Пользуясь настоящим случаем, поздравляю Вас, глубокоуважаемый Владимир Федорович, с праздником и Новым годом и очень прошу принять и от меня лично самые горячие и искренние пожелания всякого благополучия, успехов в ратном деле и полного сохранения Вашего здоровья.

Прошу принять уверения в совершенном уважении и искренней преданности всегда готового к услугам Вашим и преданного Вам

 

Мой новогодний приказ

27-го декабря, я выехал через Минск на Москву, оставив начальнику штаба следующий мой приказ для опубликования его накануне Нового года:

«31 декабря 1916 г.
Свиты его величества, генерал-майор Джунковский».

Приказ 131-й пехотной дивизии

м. Койдонов

§ 1.

Оканчивая свое формирование вверенная мне дивизия первый раз встречает Новый год. Оглядываясь на эти почти два месяца минувшего года трудной напряженной работы штабов дивизии и полков, на долю которых выпала нелегкая задача по формированию частей дивизии, я чувствую потребность сегодня на рубеже двух годов выразить от лица службы мою самую сердечную признательность моим ближайшим помощникам, так быстро и успешно наладившим дело формирования дивизии.
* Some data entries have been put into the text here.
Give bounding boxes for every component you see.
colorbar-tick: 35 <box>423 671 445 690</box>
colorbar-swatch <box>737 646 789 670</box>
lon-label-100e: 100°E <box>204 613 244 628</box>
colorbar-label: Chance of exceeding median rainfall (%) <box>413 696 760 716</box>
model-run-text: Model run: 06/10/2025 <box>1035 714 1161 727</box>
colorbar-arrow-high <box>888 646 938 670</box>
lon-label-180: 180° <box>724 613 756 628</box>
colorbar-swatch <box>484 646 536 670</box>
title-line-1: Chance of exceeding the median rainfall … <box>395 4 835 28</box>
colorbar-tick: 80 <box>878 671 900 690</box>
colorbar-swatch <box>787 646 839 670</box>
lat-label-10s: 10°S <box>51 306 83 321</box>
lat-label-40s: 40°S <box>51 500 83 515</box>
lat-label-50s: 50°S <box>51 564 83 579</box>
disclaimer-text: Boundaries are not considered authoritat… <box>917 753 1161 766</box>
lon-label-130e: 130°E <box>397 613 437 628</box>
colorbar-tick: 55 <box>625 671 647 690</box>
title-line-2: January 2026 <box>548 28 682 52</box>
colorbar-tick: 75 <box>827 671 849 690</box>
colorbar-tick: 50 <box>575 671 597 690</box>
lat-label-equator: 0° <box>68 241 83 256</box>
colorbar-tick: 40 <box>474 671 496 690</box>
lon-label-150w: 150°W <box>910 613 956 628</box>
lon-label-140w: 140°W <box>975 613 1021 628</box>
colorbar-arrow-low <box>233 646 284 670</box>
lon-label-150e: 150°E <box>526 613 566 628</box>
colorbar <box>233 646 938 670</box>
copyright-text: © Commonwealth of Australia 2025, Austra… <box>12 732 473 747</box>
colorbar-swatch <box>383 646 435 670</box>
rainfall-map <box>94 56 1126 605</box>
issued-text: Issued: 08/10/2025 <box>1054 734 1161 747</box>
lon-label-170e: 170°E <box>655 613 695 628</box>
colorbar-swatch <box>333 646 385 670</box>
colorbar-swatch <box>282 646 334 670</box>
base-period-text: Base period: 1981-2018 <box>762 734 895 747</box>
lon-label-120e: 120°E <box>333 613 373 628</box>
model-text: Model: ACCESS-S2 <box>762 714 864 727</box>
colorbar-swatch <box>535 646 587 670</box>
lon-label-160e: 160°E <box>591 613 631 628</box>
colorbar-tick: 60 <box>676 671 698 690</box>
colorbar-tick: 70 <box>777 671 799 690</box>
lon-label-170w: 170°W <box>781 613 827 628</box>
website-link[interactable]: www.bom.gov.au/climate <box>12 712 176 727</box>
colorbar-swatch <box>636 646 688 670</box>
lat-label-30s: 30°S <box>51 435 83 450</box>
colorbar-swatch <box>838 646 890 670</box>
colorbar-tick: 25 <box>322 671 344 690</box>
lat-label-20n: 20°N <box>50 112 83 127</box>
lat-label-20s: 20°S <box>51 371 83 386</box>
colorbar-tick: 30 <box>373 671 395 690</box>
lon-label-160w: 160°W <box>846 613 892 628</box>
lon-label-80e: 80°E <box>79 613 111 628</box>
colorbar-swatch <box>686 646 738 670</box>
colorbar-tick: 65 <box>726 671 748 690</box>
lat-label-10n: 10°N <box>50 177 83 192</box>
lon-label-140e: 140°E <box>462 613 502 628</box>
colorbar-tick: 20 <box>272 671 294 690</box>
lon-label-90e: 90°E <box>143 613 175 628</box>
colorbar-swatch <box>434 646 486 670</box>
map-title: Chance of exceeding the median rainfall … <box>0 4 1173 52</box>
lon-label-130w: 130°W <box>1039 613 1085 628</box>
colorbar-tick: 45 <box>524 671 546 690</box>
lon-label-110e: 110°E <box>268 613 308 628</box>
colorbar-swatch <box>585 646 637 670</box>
Командующему бригадой, временно командовавшему дивизией до моего приезда, полковнику Буйвиду, и.д. начальника штаба подполковнику Станиславскому, дивизионному интенданту капитану Яковлеву, командирам полков полковникам Стукалову, Элерцу, Гулидову и Витковскому и временно командовавшим полками в самом начале формирования подполковнику Васильеву [561] и капитану Долецкому [562] . Дай Бог, чтобы все труды, положенные ими, а также и дружными усилиями всех других чинов дивизии в минувшем году принесли свои плоды в наступающем, и чтобы молодая дивизия, составленная из цельных частей славных боевых полков, спаянная одним духом и верой в победу, оправдала бы возлагаемые на нее надежды, заслужила бы своей боевой работой уважение и стала бы грозной нашему врагу.

Привет самый сердечный всем без исключения чинам вверенной мне дивизии к Новому году, пусть этот наступающий 1917 год принесет каждому свою долю счастья и радости.

Командующий дивизией

 

Поездка на похороны брата

28-го я уже был в Москве, а 29-го встречал, на Курском вокзале, тело моего дорогого брата. В вагоне церкви удивительно красивой и уютной стоял гроб весь в зелени и цветах, отслужена была панихида, после чего вагон был передан на Николаевский вокзал для отправления в Петроград. Семья брата, моя сестра и я сопровождали его.

31-го на Смоленском его похоронили после заупокойной обедни и отпевания в том же вагоне-церкви.